ICYTAC   23898
INSTITUTO DE CIENCIA Y TECNOLOGIA DE ALIMENTOS CORDOBA
Unidad Ejecutora - UE
artículos
Título:
Matching Changes in Sensory Evaluation with Physical and Chemical Parameters. A case study: Argentinean Pistachio Nuts (Pistachia vera L. cv Kerman)
Autor/es:
PENCI, M. CECILIA; MARTINEZ, MARCELA; FABANI, M. PAULA; FERESIN, GABRIELA E.; TAPIA, ALEJANDRO; IGHANI, MAXIMILIANO; RIBOTTA, PABLO; WUNDERLIN, DANIEL A.
Revista:
FOOD AND BIOPROCESS TECHNOLOGY
Editorial:
SPRINGER
Referencias:
Lugar: Berlin; Año: 2012
ISSN:
1935-5130
Resumen:
Changes in pistachio nuts induced by roasting and salting processes, evaluated by both sensory and instrumental analyses are reported, looking for a match in both methods.

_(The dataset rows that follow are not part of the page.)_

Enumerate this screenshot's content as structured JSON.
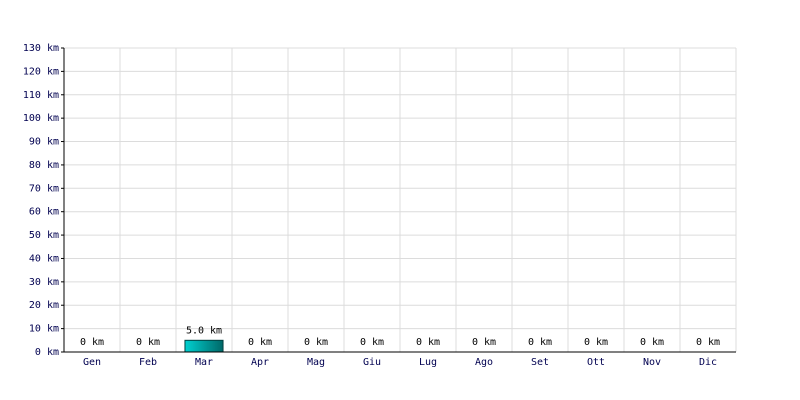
{
  "chart_data": {
    "type": "bar",
    "categories": [
      "Gen",
      "Feb",
      "Mar",
      "Apr",
      "Mag",
      "Giu",
      "Lug",
      "Ago",
      "Set",
      "Ott",
      "Nov",
      "Dic"
    ],
    "values": [
      0,
      0,
      5.0,
      0,
      0,
      0,
      0,
      0,
      0,
      0,
      0,
      0
    ],
    "value_labels": [
      "0 km",
      "0 km",
      "5.0 km",
      "0 km",
      "0 km",
      "0 km",
      "0 km",
      "0 km",
      "0 km",
      "0 km",
      "0 km",
      "0 km"
    ],
    "color": "#00d0d0",
    "ylim": [
      0,
      130
    ],
    "yticks": [
      {
        "value": 0,
        "label": "0 km"
      },
      {
        "value": 10,
        "label": "10 km"
      },
      {
        "value": 20,
        "label": "20 km"
      },
      {
        "value": 30,
        "label": "30 km"
      },
      {
        "value": 40,
        "label": "40 km"
      },
      {
        "value": 50,
        "label": "50 km"
      },
      {
        "value": 60,
        "label": "60 km"
      },
      {
        "value": 70,
        "label": "70 km"
      },
      {
        "value": 80,
        "label": "80 km"
      },
      {
        "value": 90,
        "label": "90 km"
      },
      {
        "value": 100,
        "label": "100 km"
      },
      {
        "value": 110,
        "label": "110 km"
      },
      {
        "value": 120,
        "label": "120 km"
      },
      {
        "value": 130,
        "label": "130 km"
      }
    ],
    "grid": true
  }
}
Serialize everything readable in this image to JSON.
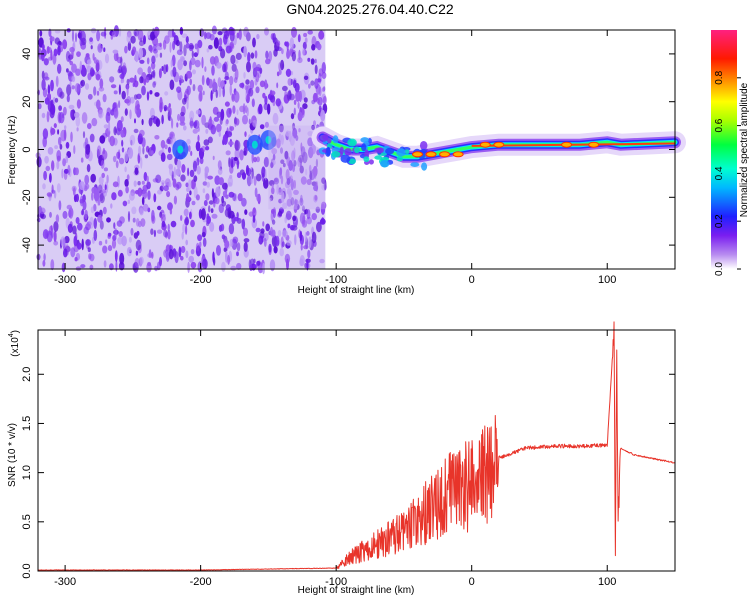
{
  "title": "GN04.2025.276.04.40.C22",
  "chart_data": [
    {
      "type": "heatmap",
      "name": "spectrogram",
      "xlabel": "Height of straight line (km)",
      "ylabel": "Frequency (Hz)",
      "xlim": [
        -320,
        150
      ],
      "ylim": [
        -50,
        50
      ],
      "xticks": [
        -300,
        -200,
        -100,
        0,
        100
      ],
      "yticks": [
        -40,
        -20,
        0,
        20,
        40
      ],
      "noise_region_x": [
        -320,
        -108
      ],
      "ridge": [
        {
          "x": -110,
          "y": 5
        },
        {
          "x": -100,
          "y": 2
        },
        {
          "x": -90,
          "y": 0
        },
        {
          "x": -80,
          "y": 0
        },
        {
          "x": -70,
          "y": 1
        },
        {
          "x": -60,
          "y": -1
        },
        {
          "x": -50,
          "y": -3
        },
        {
          "x": -40,
          "y": -3
        },
        {
          "x": -30,
          "y": -2
        },
        {
          "x": -20,
          "y": -1
        },
        {
          "x": -10,
          "y": 0
        },
        {
          "x": 0,
          "y": 1
        },
        {
          "x": 20,
          "y": 2
        },
        {
          "x": 50,
          "y": 2
        },
        {
          "x": 80,
          "y": 2
        },
        {
          "x": 100,
          "y": 3
        },
        {
          "x": 110,
          "y": 2
        },
        {
          "x": 150,
          "y": 3
        }
      ],
      "colorbar": {
        "label": "Normalized spectral amplitude",
        "range": [
          0,
          1
        ],
        "ticks": [
          "0.0",
          "0.2",
          "0.4",
          "0.6",
          "0.8"
        ]
      }
    },
    {
      "type": "line",
      "name": "snr",
      "xlabel": "Height of straight line (km)",
      "ylabel": "SNR (10 * v/v)",
      "yscale_label": "(x10",
      "yscale_exp": "4",
      "xlim": [
        -320,
        150
      ],
      "ylim": [
        0,
        2.45
      ],
      "xticks": [
        -300,
        -200,
        -100,
        0,
        100
      ],
      "yticks": [
        "0.0",
        "0.5",
        "1.0",
        "1.5",
        "2.0"
      ],
      "color": "#e8342a",
      "series": [
        {
          "name": "SNR",
          "x": [
            -320,
            -200,
            -100,
            -90,
            -70,
            -50,
            -30,
            -10,
            0,
            20,
            40,
            60,
            80,
            100,
            105,
            106,
            107,
            108,
            110,
            120,
            150
          ],
          "y": [
            0.01,
            0.01,
            0.03,
            0.15,
            0.3,
            0.45,
            0.7,
            0.95,
            1.0,
            1.15,
            1.25,
            1.27,
            1.27,
            1.28,
            2.45,
            0.12,
            2.2,
            0.5,
            1.25,
            1.18,
            1.1
          ]
        }
      ]
    }
  ]
}
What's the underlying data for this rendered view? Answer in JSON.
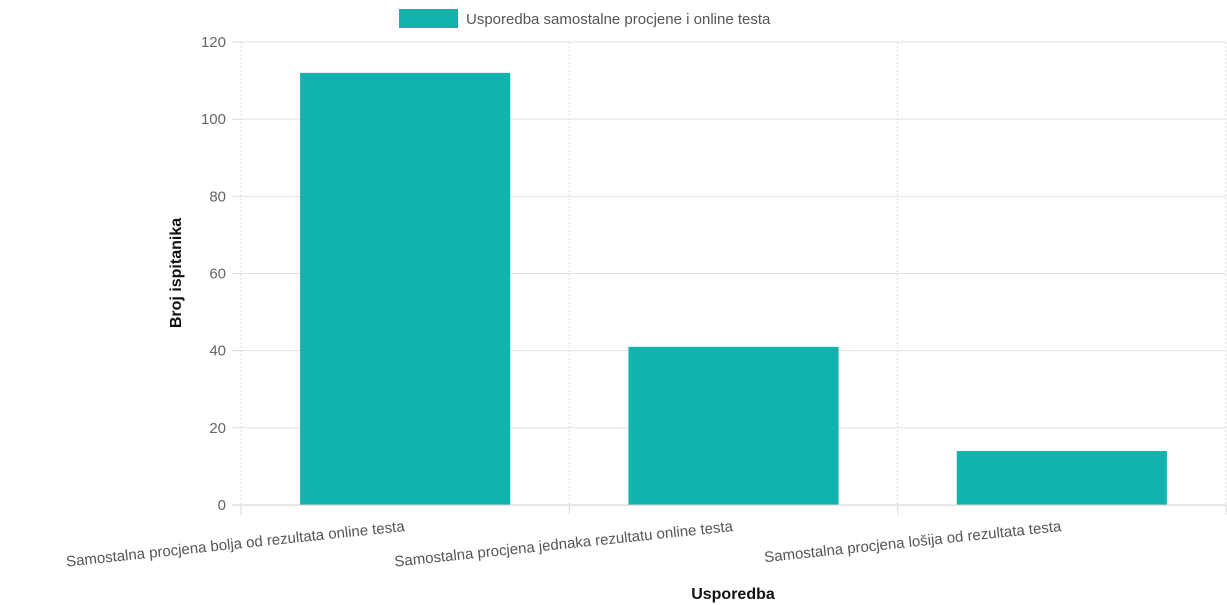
{
  "chart_data": {
    "type": "bar",
    "categories": [
      "Samostalna procjena bolja od rezultata online testa",
      "Samostalna procjena jednaka rezultatu online testa",
      "Samostalna procjena lošija od rezultata testa"
    ],
    "series": [
      {
        "name": "Usporedba samostalne procjene i online testa",
        "values": [
          112,
          41,
          14
        ],
        "color": "#12b3ad"
      }
    ],
    "xlabel": "Usporedba",
    "ylabel": "Broj ispitanika",
    "ylim": [
      0,
      120
    ],
    "yticks": [
      "0",
      "20",
      "40",
      "60",
      "80",
      "100",
      "120"
    ],
    "grid": true,
    "legend_position": "top-center"
  }
}
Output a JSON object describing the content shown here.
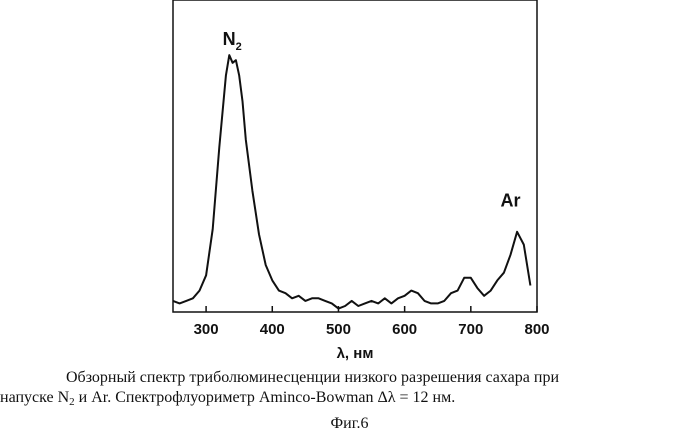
{
  "chart_data": {
    "type": "line",
    "xlabel": "λ, нм",
    "ylabel": "",
    "xlim": [
      250,
      800
    ],
    "ylim": [
      0,
      1
    ],
    "x_ticks": [
      300,
      400,
      500,
      600,
      700,
      800
    ],
    "grid": false,
    "legend": "none",
    "annotations": [
      {
        "text": "N",
        "sub": "2",
        "x": 340,
        "y": 0.98
      },
      {
        "text": "Ar",
        "x": 760,
        "y": 0.35
      }
    ],
    "series": [
      {
        "x": [
          250,
          260,
          270,
          280,
          290,
          300,
          310,
          320,
          330,
          335,
          340,
          345,
          350,
          355,
          360,
          370,
          380,
          390,
          400,
          410,
          420,
          430,
          440,
          450,
          460,
          470,
          480,
          490,
          500,
          510,
          520,
          530,
          540,
          550,
          560,
          570,
          580,
          590,
          600,
          610,
          620,
          630,
          640,
          650,
          660,
          670,
          680,
          690,
          700,
          710,
          720,
          730,
          740,
          750,
          760,
          770,
          780,
          790
        ],
        "y": [
          0.02,
          0.01,
          0.02,
          0.03,
          0.06,
          0.12,
          0.3,
          0.62,
          0.9,
          0.98,
          0.95,
          0.96,
          0.9,
          0.8,
          0.65,
          0.45,
          0.28,
          0.16,
          0.1,
          0.06,
          0.05,
          0.03,
          0.04,
          0.02,
          0.03,
          0.03,
          0.02,
          0.01,
          -0.01,
          0.0,
          0.02,
          0.0,
          0.01,
          0.02,
          0.01,
          0.03,
          0.01,
          0.03,
          0.04,
          0.06,
          0.05,
          0.02,
          0.01,
          0.01,
          0.02,
          0.05,
          0.06,
          0.11,
          0.11,
          0.07,
          0.04,
          0.06,
          0.1,
          0.13,
          0.2,
          0.29,
          0.24,
          0.08
        ]
      }
    ]
  },
  "caption": {
    "line1": "Обзорный спектр триболюминесценции низкого разрешения сахара при",
    "line2_pre": "напуске N",
    "line2_sub": "2",
    "line2_post": " и Ar. Спектрофлуориметр Aminco-Bowman Δλ = 12 нм.",
    "figure_label": "Фиг.6"
  }
}
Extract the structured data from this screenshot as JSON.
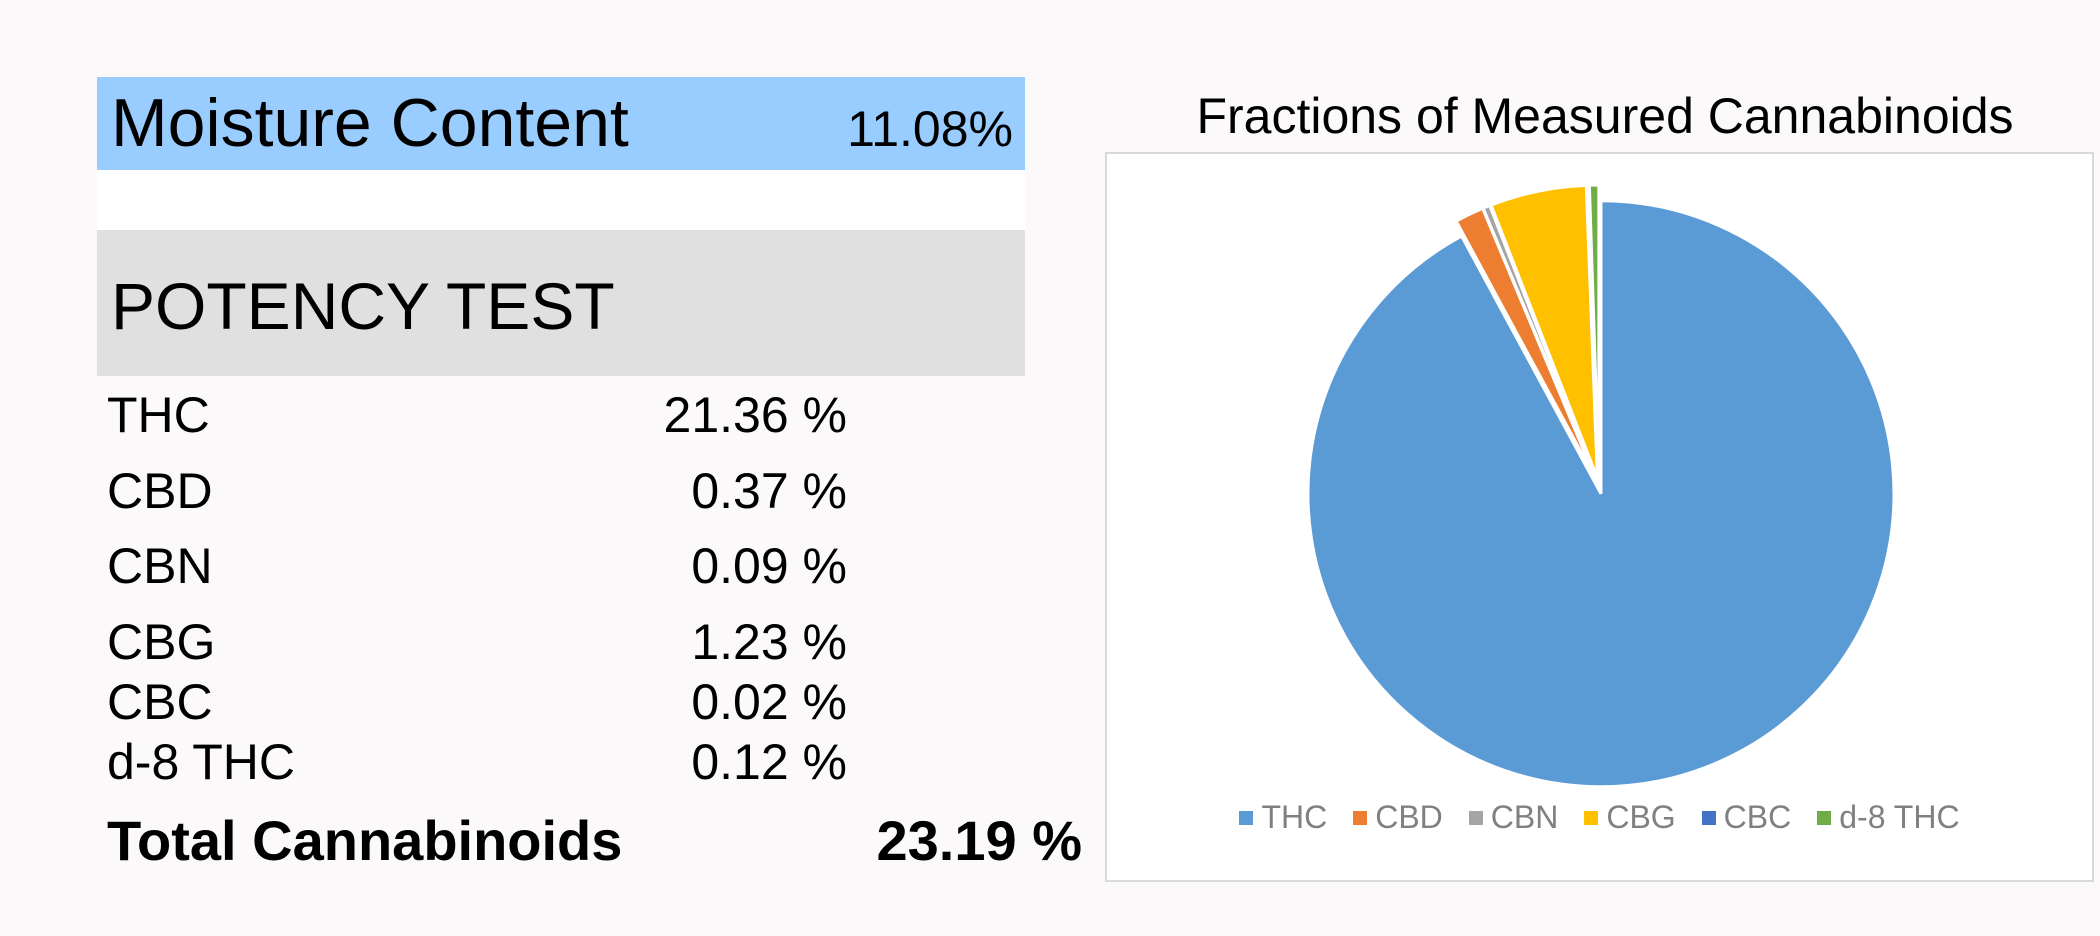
{
  "moisture": {
    "label": "Moisture Content",
    "value": "11.08%"
  },
  "potency": {
    "title": "POTENCY TEST",
    "rows": [
      {
        "name": "THC",
        "value": "21.36 %"
      },
      {
        "name": "CBD",
        "value": "0.37 %"
      },
      {
        "name": "CBN",
        "value": "0.09 %"
      },
      {
        "name": "CBG",
        "value": "1.23 %"
      },
      {
        "name": "CBC",
        "value": "0.02 %"
      },
      {
        "name": "d-8 THC",
        "value": "0.12 %"
      }
    ],
    "total_label": "Total Cannabinoids",
    "total_value": "23.19 %"
  },
  "chart_data": {
    "type": "pie",
    "title": "Fractions of Measured Cannabinoids",
    "categories": [
      "THC",
      "CBD",
      "CBN",
      "CBG",
      "CBC",
      "d-8 THC"
    ],
    "values": [
      21.36,
      0.37,
      0.09,
      1.23,
      0.02,
      0.12
    ],
    "colors": [
      "#5b9bd5",
      "#ed7d31",
      "#a5a5a5",
      "#ffc000",
      "#4472c4",
      "#70ad47"
    ],
    "exploded": true,
    "legend_position": "bottom"
  }
}
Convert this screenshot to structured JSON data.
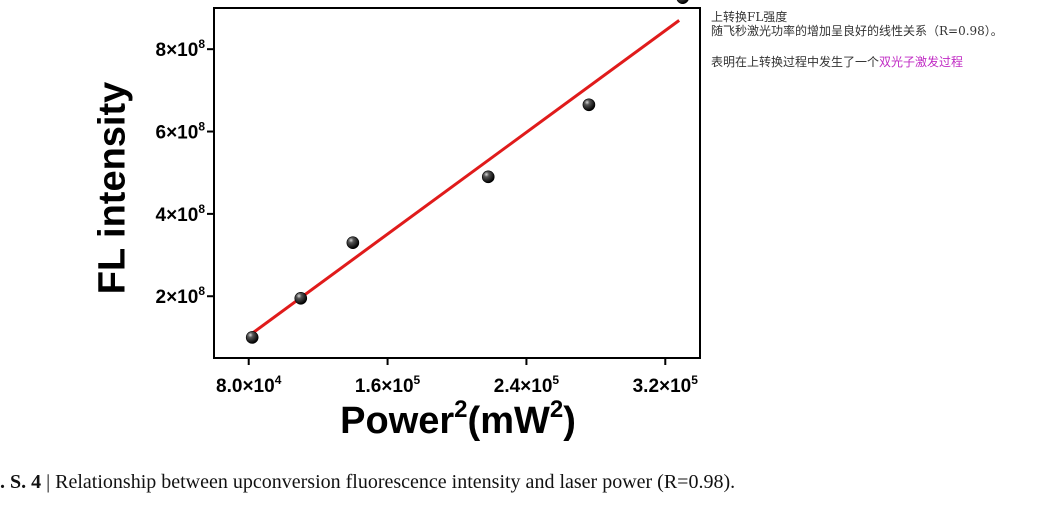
{
  "annotation": {
    "line1": "上转换FL强度",
    "line2": "随飞秒激光功率的增加呈良好的线性关系（R=0.98）。",
    "line3_plain": "表明在上转换过程中发生了一个",
    "line3_highlight": "双光子激发过程",
    "highlight_color": "#c02ac4"
  },
  "caption": {
    "prefix": ". S. 4",
    "separator": " | ",
    "text": "Relationship between upconversion fluorescence intensity and laser power (R=0.98)."
  },
  "chart_data": {
    "type": "scatter",
    "xlabel": "Power",
    "xlabel_sup1": "2",
    "xlabel_unit": "(mW",
    "xlabel_sup2": "2",
    "xlabel_end": ")",
    "ylabel": "FL intensity",
    "xlim": [
      60000,
      340000
    ],
    "ylim": [
      50000000,
      900000000
    ],
    "x_ticks": [
      {
        "value": 80000,
        "mantissa": "8.0×10",
        "exp": "4"
      },
      {
        "value": 160000,
        "mantissa": "1.6×10",
        "exp": "5"
      },
      {
        "value": 240000,
        "mantissa": "2.4×10",
        "exp": "5"
      },
      {
        "value": 320000,
        "mantissa": "3.2×10",
        "exp": "5"
      }
    ],
    "y_ticks": [
      {
        "value": 200000000,
        "mantissa": "2×10",
        "exp": "8"
      },
      {
        "value": 400000000,
        "mantissa": "4×10",
        "exp": "8"
      },
      {
        "value": 600000000,
        "mantissa": "6×10",
        "exp": "8"
      },
      {
        "value": 800000000,
        "mantissa": "8×10",
        "exp": "8"
      }
    ],
    "points": [
      {
        "x": 82000,
        "y": 100000000
      },
      {
        "x": 110000,
        "y": 195000000
      },
      {
        "x": 140000,
        "y": 330000000
      },
      {
        "x": 218000,
        "y": 490000000
      },
      {
        "x": 276000,
        "y": 665000000
      },
      {
        "x": 330000,
        "y": 925000000
      }
    ],
    "fit_line": {
      "x": [
        82000,
        328000
      ],
      "y": [
        110000000,
        870000000
      ],
      "color": "#e01b1b"
    },
    "marker_color": "#000000",
    "grid": false,
    "legend": "none"
  }
}
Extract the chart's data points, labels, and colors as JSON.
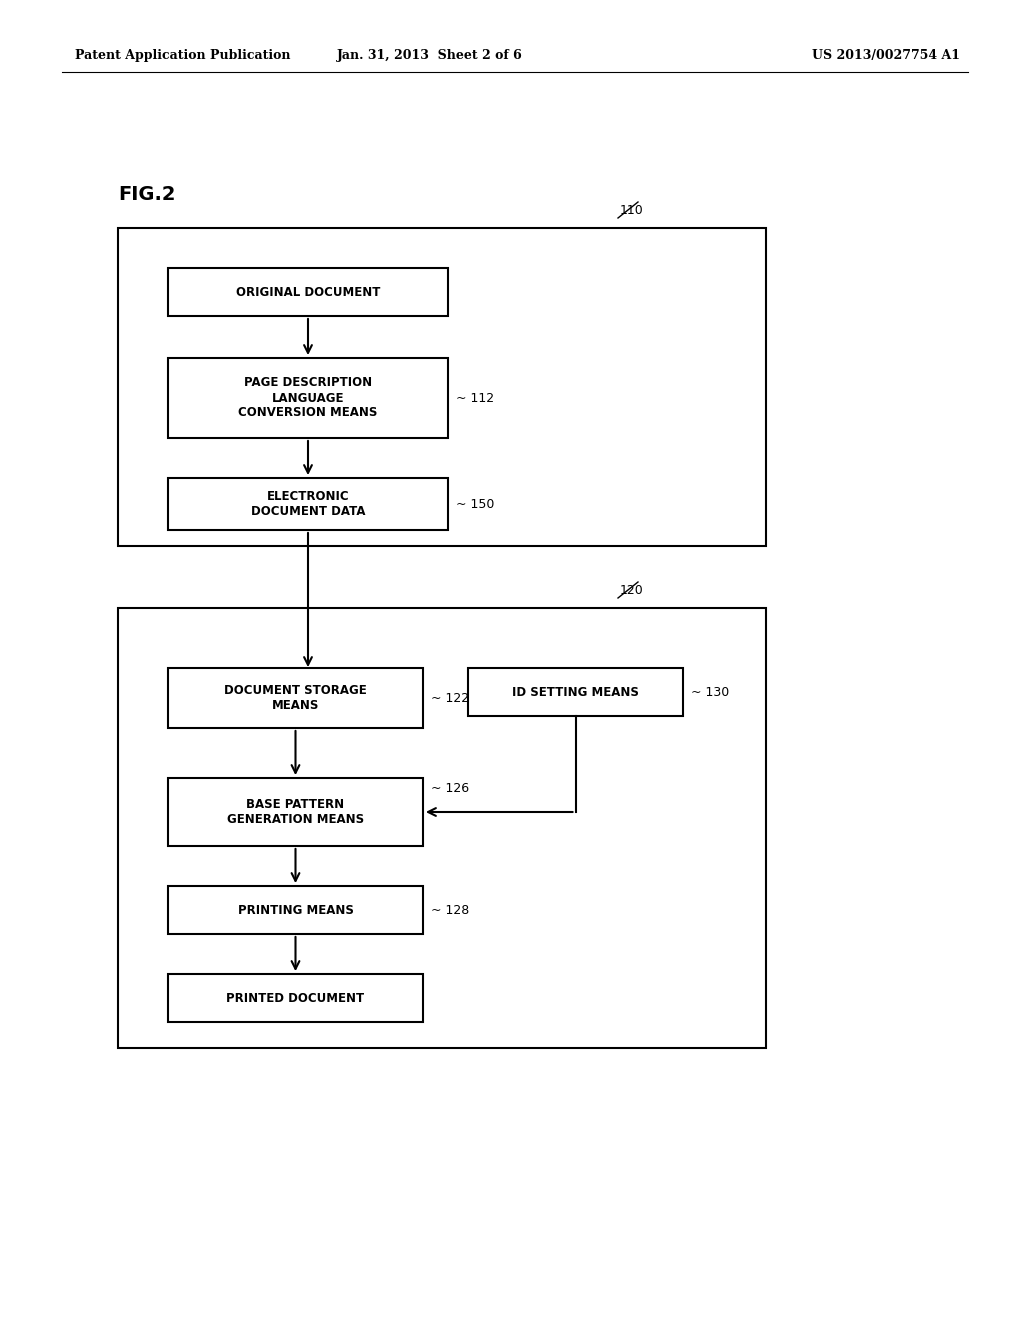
{
  "bg_color": "#ffffff",
  "header_left": "Patent Application Publication",
  "header_mid": "Jan. 31, 2013  Sheet 2 of 6",
  "header_right": "US 2013/0027754 A1",
  "fig_label": "FIG.2",
  "box110_label": "110",
  "box120_label": "120",
  "box_orig_doc": {
    "text": "ORIGINAL DOCUMENT",
    "label": "",
    "label_id": ""
  },
  "box_pdl": {
    "text": "PAGE DESCRIPTION\nLANGUAGE\nCONVERSION MEANS",
    "label": "112"
  },
  "box_edata": {
    "text": "ELECTRONIC\nDOCUMENT DATA",
    "label": "150"
  },
  "box_dstore": {
    "text": "DOCUMENT STORAGE\nMEANS",
    "label": "122"
  },
  "box_idset": {
    "text": "ID SETTING MEANS",
    "label": "130"
  },
  "box_bpgen": {
    "text": "BASE PATTERN\nGENERATION MEANS",
    "label": "126"
  },
  "box_print": {
    "text": "PRINTING MEANS",
    "label": "128"
  },
  "box_pdoc": {
    "text": "PRINTED DOCUMENT",
    "label": ""
  },
  "font_size_box": 8.5,
  "font_size_label": 9,
  "font_size_header": 9,
  "font_size_figlabel": 14
}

Dried (DP), roasted (RP), and salted–roasted pistachios (SRP) were studied, including four groups of sensory attributes, six basic chemical parameters, complemented by volatile organic compounds (VOCs) and breaking force. Multivariate statistics helped with data interpretation, enabling correlations between two groups of variables. Key results show that the perception of roasting is associated with increased amounts of á-pinene and 3-carene in RP and SRP, while DP are associated with higher amounts of limonene, moisture, and bitterness. Sensory and puncture test measurements (texturometer) showed opposite results, which could be explained considering the loss of plasticity in RP and SRP. Current results present a novel approach for the evaluation of changes in the perception of pistachio quality by consumers, supported by both sensory and instrumental analyses using multivariate statistics for data evaluation.